|ADC national President Samer Khalaf speaks at a regional event - Photo by Bill Chapman|
It has been said that silence in the face of persecution is submission to it.
That has invariably held true among minorities throughout history. From anti-slavery to suffrage and LGBT movements, the champions of civil liberties have held one secret that leads to transformations in the social and political zeitgeist: A clever ability to stand together and organize.
Arab Americans are not strangers to similar systemic mistreatments. They have been surveilled and harassed by federal agencies since the 1960s and many outstanding individuals continue to find themselves on the so-called "Terrorist Watch Lists" or "No Fly List."
Fortunately, entrenched national civil rights organizations like the ACLU have protected ethnic groups against discriminatory policies and Arab Americans have subsequently formed their own institutions.
However, despite great strides, the tides have turned against our community once again.
As local, state and federal right-wing politicians push for anti-Muslim, anti-Arab and anti-immigrant legislation, the battle for civil liberties requires Arab and Muslim organizations to take an honest look at their presence, achievements and effectiveness.
Following Donald Trump's election, many have stressed the importance of mobilizing the Arab and Muslim communities – but vague ambitions will lead us nowhere.

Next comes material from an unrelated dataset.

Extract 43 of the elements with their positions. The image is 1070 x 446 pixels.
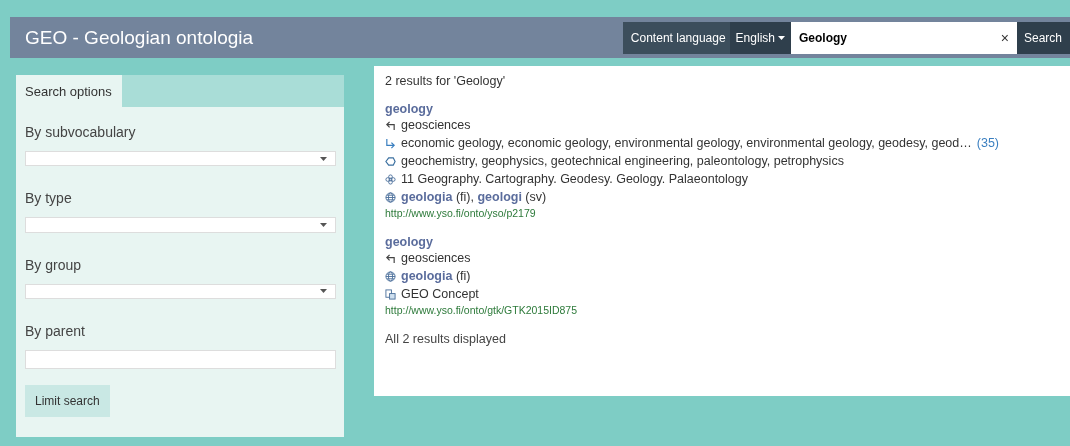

It is time to get serious.
As all great movements achieve goals, struggles lie ahead. Ours seem to be persistent social divisions, sectarianism, identity crises, monetary shortages and apathy.
Organizations like The Council on American–Islamic Relations (CAIR), The Arab American Civil Rights League (ACRL) and The American-Arab Anti-Discrimination Committee (ADC) and other groups continue to fight undoubtedly difficult and complex organized bigotry.

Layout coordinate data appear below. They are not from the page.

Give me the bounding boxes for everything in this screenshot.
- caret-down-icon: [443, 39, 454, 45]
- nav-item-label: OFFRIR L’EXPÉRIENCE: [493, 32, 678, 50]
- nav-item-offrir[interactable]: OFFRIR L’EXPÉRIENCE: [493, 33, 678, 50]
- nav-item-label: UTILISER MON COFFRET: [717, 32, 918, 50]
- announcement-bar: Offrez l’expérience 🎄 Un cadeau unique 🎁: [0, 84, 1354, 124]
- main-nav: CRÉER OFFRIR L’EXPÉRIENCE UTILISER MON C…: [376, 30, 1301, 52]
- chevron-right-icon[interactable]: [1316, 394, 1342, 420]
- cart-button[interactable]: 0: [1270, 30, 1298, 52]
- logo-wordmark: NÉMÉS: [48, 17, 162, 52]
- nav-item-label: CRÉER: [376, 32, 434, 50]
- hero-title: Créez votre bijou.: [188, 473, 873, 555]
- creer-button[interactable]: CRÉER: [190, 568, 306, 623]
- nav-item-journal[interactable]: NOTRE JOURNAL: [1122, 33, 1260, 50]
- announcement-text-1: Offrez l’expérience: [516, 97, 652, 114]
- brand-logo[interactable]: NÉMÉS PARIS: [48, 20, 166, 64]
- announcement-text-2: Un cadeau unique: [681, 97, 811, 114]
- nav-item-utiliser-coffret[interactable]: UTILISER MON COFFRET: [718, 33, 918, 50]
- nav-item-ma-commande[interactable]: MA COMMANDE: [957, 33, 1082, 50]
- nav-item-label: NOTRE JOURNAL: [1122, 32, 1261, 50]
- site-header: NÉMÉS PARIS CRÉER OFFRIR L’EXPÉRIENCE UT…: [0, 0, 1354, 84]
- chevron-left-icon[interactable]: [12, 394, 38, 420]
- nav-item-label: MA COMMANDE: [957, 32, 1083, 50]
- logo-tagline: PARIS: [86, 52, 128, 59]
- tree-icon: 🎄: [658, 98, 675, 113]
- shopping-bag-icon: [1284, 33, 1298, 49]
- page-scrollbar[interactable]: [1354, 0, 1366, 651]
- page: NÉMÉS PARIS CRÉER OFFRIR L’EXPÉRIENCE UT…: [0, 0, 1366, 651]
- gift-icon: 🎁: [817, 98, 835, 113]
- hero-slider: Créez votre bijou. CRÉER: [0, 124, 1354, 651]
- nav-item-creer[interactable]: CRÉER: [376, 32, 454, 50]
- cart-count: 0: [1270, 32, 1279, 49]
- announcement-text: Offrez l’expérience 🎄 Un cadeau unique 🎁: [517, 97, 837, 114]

Yet, some flaws expose serious shortcomings.
The larger community has not yet recognized a unified mission or formed influential national entities with substantial financial backing.

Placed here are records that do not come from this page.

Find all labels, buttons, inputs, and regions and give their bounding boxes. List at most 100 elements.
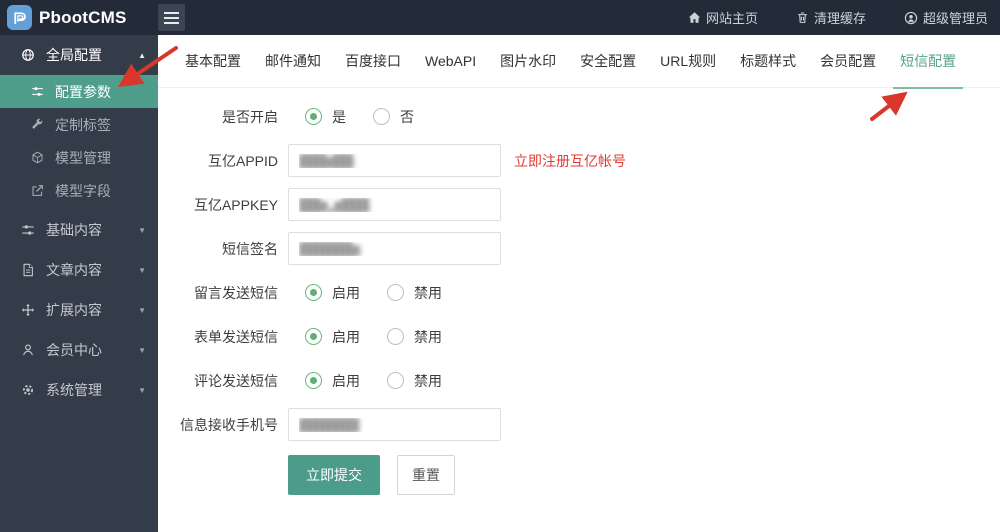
radio-option-yes[interactable]: 是: [305, 107, 346, 127]
site-home-link[interactable]: 网站主页: [688, 8, 758, 27]
sidebar-item-extend-content[interactable]: 扩展内容 ▼: [0, 290, 158, 330]
radio-label: 禁用: [414, 371, 442, 391]
sms-sign-input[interactable]: [288, 232, 501, 265]
sidebar: 全局配置 ▲ 配置参数 定制标签 模型管理 模型字段: [0, 35, 158, 532]
tab-webapi[interactable]: WebAPI: [413, 35, 488, 88]
gear-icon: [20, 383, 35, 397]
brand-name: PbootCMS: [39, 8, 127, 28]
menu-toggle-button[interactable]: [158, 4, 185, 31]
radio-option-disable[interactable]: 禁用: [387, 327, 442, 347]
sms-config-form: 是否开启 是 否 互亿APPID 立即注册互亿帐号 互亿APPKEY 短信: [158, 88, 1000, 495]
actions-row: 立即提交 重置: [158, 455, 1000, 495]
radio-icon: [305, 328, 322, 345]
tab-title-style[interactable]: 标题样式: [728, 35, 808, 88]
tab-basic-config[interactable]: 基本配置: [173, 35, 253, 88]
chevron-down-icon: ▼: [138, 386, 146, 395]
cube-icon: [30, 151, 45, 164]
sidebar-item-article-content[interactable]: 文章内容 ▼: [0, 250, 158, 290]
sidebar-item-member-center[interactable]: 会员中心 ▼: [0, 330, 158, 370]
reset-button[interactable]: 重置: [397, 455, 455, 495]
pbootcms-logo-icon: [7, 5, 32, 30]
admin-account-link[interactable]: 超级管理员: [904, 8, 988, 27]
sidebar-item-system-manage[interactable]: 系统管理 ▼: [0, 370, 158, 410]
sidebar-item-label: 模型管理: [55, 148, 111, 168]
document-icon: [20, 263, 35, 277]
expand-arrows-icon: [20, 303, 35, 317]
comment-sms-row: 评论发送短信 启用 禁用: [158, 364, 1000, 397]
radio-option-enable[interactable]: 启用: [305, 283, 360, 303]
tab-mail-notice[interactable]: 邮件通知: [253, 35, 333, 88]
radio-label: 禁用: [414, 283, 442, 303]
sms-sign-row: 短信签名: [158, 232, 1000, 265]
sliders-icon: [20, 223, 35, 237]
sidebar-item-label: 会员中心: [46, 340, 102, 360]
appkey-row: 互亿APPKEY: [158, 188, 1000, 221]
trash-icon: [796, 11, 809, 24]
sidebar-item-label: 全局配置: [46, 45, 102, 65]
message-sms-row: 留言发送短信 启用 禁用: [158, 276, 1000, 309]
field-label: 表单发送短信: [158, 327, 278, 347]
radio-label: 是: [332, 107, 346, 127]
field-label: 短信签名: [158, 239, 278, 259]
sidebar-item-label: 定制标签: [55, 115, 111, 135]
globe-icon: [20, 48, 35, 62]
tab-sms-config[interactable]: 短信配置: [888, 35, 968, 88]
main-content: 基本配置 邮件通知 百度接口 WebAPI 图片水印 安全配置 URL规则 标题…: [158, 35, 1000, 532]
field-label: 留言发送短信: [158, 283, 278, 303]
radio-icon: [373, 108, 390, 125]
radio-option-disable[interactable]: 禁用: [387, 283, 442, 303]
comment-sms-radio-group: 启用 禁用: [288, 371, 469, 391]
sidebar-item-global-config[interactable]: 全局配置 ▲: [0, 35, 158, 75]
sidebar-item-label: 文章内容: [46, 260, 102, 280]
radio-icon: [387, 328, 404, 345]
topbar: PbootCMS 网站主页 清理缓存 超级管理员: [0, 0, 1000, 35]
sidebar-item-basic-content[interactable]: 基础内容 ▼: [0, 210, 158, 250]
radio-label: 否: [400, 107, 414, 127]
appid-input[interactable]: [288, 144, 501, 177]
enable-switch-row: 是否开启 是 否: [158, 100, 1000, 133]
submit-button[interactable]: 立即提交: [288, 455, 380, 495]
topbar-links: 网站主页 清理缓存 超级管理员: [650, 8, 1000, 27]
radio-option-no[interactable]: 否: [373, 107, 414, 127]
receive-phone-input[interactable]: [288, 408, 501, 441]
brand: PbootCMS: [0, 5, 158, 30]
sidebar-item-label: 系统管理: [46, 380, 102, 400]
global-config-submenu: 配置参数 定制标签 模型管理 模型字段: [0, 75, 158, 210]
radio-icon: [305, 108, 322, 125]
chevron-down-icon: ▼: [138, 266, 146, 275]
radio-icon: [305, 284, 322, 301]
tab-url-rules[interactable]: URL规则: [648, 35, 728, 88]
site-home-label: 网站主页: [706, 8, 758, 27]
radio-option-disable[interactable]: 禁用: [387, 371, 442, 391]
sidebar-item-custom-tags[interactable]: 定制标签: [0, 108, 158, 141]
radio-label: 启用: [332, 371, 360, 391]
sidebar-item-label: 扩展内容: [46, 300, 102, 320]
tab-member-config[interactable]: 会员配置: [808, 35, 888, 88]
radio-icon: [387, 372, 404, 389]
sidebar-item-label: 配置参数: [55, 82, 111, 102]
phone-row: 信息接收手机号: [158, 408, 1000, 441]
radio-label: 禁用: [414, 327, 442, 347]
tab-image-watermark[interactable]: 图片水印: [488, 35, 568, 88]
tab-security-config[interactable]: 安全配置: [568, 35, 648, 88]
radio-option-enable[interactable]: 启用: [305, 371, 360, 391]
field-label: 互亿APPKEY: [158, 195, 278, 215]
chevron-down-icon: ▼: [138, 226, 146, 235]
tab-baidu-api[interactable]: 百度接口: [333, 35, 413, 88]
chevron-down-icon: ▼: [138, 306, 146, 315]
field-label: 互亿APPID: [158, 151, 278, 171]
register-account-link[interactable]: 立即注册互亿帐号: [514, 151, 626, 171]
sidebar-item-model-fields[interactable]: 模型字段: [0, 174, 158, 207]
user-circle-icon: [904, 11, 918, 25]
clear-cache-link[interactable]: 清理缓存: [796, 8, 866, 27]
radio-option-enable[interactable]: 启用: [305, 327, 360, 347]
sidebar-item-label: 模型字段: [55, 181, 111, 201]
sidebar-item-model-manage[interactable]: 模型管理: [0, 141, 158, 174]
chevron-up-icon: ▲: [138, 51, 146, 60]
sliders-icon: [30, 85, 45, 98]
message-sms-radio-group: 启用 禁用: [288, 283, 469, 303]
appkey-input[interactable]: [288, 188, 501, 221]
settings-tabs: 基本配置 邮件通知 百度接口 WebAPI 图片水印 安全配置 URL规则 标题…: [158, 35, 1000, 88]
field-label: 信息接收手机号: [158, 415, 278, 435]
sidebar-item-config-params[interactable]: 配置参数: [0, 75, 158, 108]
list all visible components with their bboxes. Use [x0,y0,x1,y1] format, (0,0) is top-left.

On the national level, CAIR seems to have taken charge in the fight against the rise of Islamophobia, but in Metro Detroit, home to a robust population of Arab American residents, the premier civil rights organization has appeared unusually quiet as of late.
ADC's Michigan Regional Office has become unreachable to those in the community seeking its help. The leadership seems to be defunct and even the website, on which you could submit claims, is currently non-functional.
Almost three months after ADC Michigan Director Fatina Abdrabboh sent out a letter via email criticizing the national office for lack of support, there have been no further statements or actions from either the local or national office. When The AANews reached out to them, we were pointed in multiple directions and asked to "wait patiently."
We have yet to receive an answer from either party, and the local office remains in limbo.
As talks of "Muslim registries" and "surveillance at mosques" appear on the national radar, now is not the time for the ADC to be silent or to have gone AWOL. It is also not the time to sit on the sidelines. History teaches us that civil rights are earned, not given.
But we aren't only pointing out the ADC's underwhelming presence.
Other community civil rights organizations are almost bankrupt and barely functioning, only to routinely host annual galas in an effort to raise money to sustain a minimal presence.
While demanding accountability and transparency of organizations, Arab and Muslim Americans have a duty to keep them afloat through financial support, keeping them strong and independent.
It is encouraging that many allies have firmly stood by our side, but they cannot help the cause when we are unable to organize and join the fight.
As Martin Luther King Jr. eloquently said, "There is no noise as powerful as the sound of the marching feet of a determined people."
Arab Americans must become sincere and deliberate in their efforts, lest ineptitude be our demise.